Join or Die isn’t as emotional a journey, but it’s a fascinating one. A celebration of social scientist Robert Putnam and his life’s work – most notably, his best-selling book Bowling Alone – it’s a glimpse at the loneliness epidemic and makes a strong case that joining a club could save lives and make our nation a better place.
I won’t rehash Putnam’s research here; there are articles out about him and Bowling Alone is still in print (I’m reading right now). But the gist of it is that, in the 1970s, while studying which Italian states thrived and which failed, Putnam discovered that civic involvement was key to a successful community. Coming home, he found the same thing in America, but quickly noticed something troubling: involvement in municipal clubs, sports leagues, churches and other organizations was declining across the board. His book got its title from the fact that, while more people than ever were bowling, fewer were joining leagues.
Putnam is an interesting figure. He’s an excitable researcher who’s been honored by presidents, and he’s a great storyteller. And the film makes a compelling argument that our tendency to isolate ourselves from others and go it alone is partially responsible for our anxiety, bad health and our divided political atmosphere. When you bowl with a friend who doesn’t share your political views, it’s a lot harder to demonize them. Churches and municipal groups like Kiwanis or the Lions Club are not just vital places to make connections; they contribute to the community and are crucial in making towns and cities better places. Fraternal organizations often provide friendship, structure and hope to people who have had rough lives.

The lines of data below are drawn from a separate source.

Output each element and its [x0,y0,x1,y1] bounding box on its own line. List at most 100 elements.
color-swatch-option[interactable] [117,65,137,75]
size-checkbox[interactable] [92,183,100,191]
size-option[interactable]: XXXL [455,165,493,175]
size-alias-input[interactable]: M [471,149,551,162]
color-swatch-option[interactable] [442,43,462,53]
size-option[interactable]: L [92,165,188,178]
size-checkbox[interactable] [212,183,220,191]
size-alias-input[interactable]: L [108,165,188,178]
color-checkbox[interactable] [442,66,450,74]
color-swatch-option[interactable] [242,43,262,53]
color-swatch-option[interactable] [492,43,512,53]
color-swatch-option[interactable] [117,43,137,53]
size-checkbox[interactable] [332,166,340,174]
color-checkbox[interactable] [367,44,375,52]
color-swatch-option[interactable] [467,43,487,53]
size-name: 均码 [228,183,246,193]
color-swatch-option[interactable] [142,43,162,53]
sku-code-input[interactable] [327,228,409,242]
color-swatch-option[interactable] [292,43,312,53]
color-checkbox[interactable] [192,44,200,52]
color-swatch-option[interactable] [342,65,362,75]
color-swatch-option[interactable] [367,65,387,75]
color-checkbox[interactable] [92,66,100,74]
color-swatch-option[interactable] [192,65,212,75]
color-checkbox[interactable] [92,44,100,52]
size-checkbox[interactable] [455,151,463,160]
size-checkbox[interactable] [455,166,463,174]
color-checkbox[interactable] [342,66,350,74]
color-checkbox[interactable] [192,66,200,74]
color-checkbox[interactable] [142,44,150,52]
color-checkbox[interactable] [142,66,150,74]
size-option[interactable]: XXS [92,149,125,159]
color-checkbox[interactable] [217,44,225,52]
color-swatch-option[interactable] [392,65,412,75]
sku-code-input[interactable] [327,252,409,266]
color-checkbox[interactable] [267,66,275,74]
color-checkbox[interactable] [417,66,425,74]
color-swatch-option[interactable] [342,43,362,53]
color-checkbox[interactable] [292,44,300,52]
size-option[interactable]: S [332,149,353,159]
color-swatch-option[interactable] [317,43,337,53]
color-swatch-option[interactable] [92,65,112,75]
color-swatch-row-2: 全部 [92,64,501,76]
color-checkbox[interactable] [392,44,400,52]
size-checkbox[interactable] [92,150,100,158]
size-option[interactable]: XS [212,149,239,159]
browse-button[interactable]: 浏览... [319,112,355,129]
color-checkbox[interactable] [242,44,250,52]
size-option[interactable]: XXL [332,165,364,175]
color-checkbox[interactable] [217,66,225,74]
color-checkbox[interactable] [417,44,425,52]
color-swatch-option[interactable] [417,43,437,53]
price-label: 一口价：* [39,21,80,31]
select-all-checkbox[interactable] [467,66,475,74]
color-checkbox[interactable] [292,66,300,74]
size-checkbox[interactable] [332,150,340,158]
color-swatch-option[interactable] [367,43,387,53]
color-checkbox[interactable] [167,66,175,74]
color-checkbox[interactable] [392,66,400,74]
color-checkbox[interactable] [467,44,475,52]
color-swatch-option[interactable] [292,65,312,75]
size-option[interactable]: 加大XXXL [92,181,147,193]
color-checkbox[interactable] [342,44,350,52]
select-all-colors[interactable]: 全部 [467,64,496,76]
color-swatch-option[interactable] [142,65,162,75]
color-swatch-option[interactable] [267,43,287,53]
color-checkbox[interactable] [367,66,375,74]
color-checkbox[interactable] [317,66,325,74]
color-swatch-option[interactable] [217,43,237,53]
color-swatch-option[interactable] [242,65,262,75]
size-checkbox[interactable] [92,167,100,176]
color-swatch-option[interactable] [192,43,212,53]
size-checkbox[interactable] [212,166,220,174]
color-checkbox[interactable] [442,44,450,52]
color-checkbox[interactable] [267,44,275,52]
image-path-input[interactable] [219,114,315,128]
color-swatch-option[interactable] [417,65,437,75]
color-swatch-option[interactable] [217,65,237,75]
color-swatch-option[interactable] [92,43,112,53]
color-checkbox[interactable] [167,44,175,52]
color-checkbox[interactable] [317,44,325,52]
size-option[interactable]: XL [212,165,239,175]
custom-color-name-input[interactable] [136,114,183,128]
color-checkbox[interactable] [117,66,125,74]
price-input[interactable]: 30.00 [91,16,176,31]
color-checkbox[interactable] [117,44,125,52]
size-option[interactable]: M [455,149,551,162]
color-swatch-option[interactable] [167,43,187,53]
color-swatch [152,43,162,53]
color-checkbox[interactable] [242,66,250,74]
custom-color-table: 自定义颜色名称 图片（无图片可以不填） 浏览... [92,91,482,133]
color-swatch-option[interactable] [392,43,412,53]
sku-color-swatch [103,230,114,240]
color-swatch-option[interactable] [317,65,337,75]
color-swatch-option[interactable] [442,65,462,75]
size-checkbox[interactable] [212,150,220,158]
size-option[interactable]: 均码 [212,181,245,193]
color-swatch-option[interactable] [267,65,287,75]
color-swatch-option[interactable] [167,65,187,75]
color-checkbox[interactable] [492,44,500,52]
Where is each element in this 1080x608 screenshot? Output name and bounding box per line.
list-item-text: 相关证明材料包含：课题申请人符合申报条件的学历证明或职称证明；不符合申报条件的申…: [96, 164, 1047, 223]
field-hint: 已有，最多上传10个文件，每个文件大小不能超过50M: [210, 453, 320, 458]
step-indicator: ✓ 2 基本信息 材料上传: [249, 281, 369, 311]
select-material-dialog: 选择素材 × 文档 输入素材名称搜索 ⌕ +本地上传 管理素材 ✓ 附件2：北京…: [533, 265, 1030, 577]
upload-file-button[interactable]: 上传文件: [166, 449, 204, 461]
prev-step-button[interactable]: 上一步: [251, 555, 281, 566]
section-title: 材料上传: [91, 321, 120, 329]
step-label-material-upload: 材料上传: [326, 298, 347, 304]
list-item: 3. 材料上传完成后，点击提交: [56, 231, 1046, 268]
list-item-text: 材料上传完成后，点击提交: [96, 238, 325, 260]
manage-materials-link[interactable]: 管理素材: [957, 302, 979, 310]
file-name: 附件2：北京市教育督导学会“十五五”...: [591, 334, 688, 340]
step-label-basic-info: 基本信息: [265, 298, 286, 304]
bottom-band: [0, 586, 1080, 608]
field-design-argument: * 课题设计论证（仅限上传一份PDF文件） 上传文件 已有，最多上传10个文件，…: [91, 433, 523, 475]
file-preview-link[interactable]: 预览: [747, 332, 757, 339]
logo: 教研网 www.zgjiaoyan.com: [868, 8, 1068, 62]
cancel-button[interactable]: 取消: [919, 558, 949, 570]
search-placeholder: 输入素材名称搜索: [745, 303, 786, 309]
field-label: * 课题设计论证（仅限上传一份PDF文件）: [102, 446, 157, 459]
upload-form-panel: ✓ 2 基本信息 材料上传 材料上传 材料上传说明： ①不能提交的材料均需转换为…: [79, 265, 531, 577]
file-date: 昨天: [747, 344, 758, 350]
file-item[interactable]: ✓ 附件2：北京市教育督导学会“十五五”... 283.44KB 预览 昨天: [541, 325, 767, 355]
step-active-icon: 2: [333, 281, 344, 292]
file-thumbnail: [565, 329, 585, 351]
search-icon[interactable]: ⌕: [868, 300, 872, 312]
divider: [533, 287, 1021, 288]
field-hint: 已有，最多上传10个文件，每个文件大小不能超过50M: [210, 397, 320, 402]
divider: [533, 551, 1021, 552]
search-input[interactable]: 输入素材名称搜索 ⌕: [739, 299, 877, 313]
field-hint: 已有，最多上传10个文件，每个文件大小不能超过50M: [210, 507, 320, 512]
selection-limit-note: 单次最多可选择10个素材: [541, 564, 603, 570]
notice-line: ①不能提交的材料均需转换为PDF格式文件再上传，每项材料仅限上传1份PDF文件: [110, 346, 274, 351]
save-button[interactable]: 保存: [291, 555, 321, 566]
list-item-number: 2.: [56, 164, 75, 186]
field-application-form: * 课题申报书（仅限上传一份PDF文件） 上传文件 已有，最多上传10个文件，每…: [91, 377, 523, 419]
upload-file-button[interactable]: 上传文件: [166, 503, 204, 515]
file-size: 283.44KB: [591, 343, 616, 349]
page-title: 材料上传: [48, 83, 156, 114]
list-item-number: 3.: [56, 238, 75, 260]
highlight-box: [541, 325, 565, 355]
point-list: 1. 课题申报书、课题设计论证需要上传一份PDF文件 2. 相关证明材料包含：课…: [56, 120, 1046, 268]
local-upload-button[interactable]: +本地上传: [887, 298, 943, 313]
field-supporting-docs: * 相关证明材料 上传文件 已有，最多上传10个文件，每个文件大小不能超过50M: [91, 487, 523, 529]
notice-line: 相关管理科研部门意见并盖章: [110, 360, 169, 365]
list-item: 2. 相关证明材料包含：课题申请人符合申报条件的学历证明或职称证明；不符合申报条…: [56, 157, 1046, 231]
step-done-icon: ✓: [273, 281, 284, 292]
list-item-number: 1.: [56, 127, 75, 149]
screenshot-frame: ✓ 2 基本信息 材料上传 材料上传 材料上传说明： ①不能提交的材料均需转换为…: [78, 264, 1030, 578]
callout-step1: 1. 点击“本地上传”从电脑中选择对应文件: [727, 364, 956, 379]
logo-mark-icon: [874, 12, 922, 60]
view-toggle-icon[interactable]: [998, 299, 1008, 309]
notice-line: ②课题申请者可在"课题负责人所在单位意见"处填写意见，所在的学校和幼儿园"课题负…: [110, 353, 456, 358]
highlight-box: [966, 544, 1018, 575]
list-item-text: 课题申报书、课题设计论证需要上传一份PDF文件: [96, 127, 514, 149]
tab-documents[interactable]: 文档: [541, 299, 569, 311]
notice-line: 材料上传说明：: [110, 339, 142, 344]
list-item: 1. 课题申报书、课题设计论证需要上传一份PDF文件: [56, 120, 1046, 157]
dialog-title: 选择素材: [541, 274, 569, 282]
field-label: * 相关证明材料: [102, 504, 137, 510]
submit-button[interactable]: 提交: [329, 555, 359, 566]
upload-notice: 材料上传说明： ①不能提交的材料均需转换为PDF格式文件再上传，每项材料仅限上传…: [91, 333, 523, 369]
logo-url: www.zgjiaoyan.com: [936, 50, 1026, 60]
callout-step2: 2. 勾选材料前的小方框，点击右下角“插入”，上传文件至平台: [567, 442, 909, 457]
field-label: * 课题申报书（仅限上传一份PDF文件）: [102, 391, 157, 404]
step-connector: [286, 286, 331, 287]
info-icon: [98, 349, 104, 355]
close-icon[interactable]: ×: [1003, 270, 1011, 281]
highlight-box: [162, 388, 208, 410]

Again, I won’t go into it all – that’s what the film is for. But it’s a fascinating and convincing argument, and could hold an answer to so much of the toxicity in our nation these days. And while it might sound like an “eating your vegetables” documentary, being so heavily based on research and thick books, directors Rebecca and Pete Davis use an array of tactics to keep it interesting and moving along briskly. Yes, sometimes it seems to be more of a celebration of Putnam than an exploration of his ideas. And I wish the film built on Putnam’s research by exploring how our isolation might have only been exacerbated by social media and smartphones. But it’s still worth exploring and discussing these ideas.
What I’m saying is: go see these movies.
Will & Harper is now on Netflix; Join or Die is touring the country – check its website to see when it will be playing near you.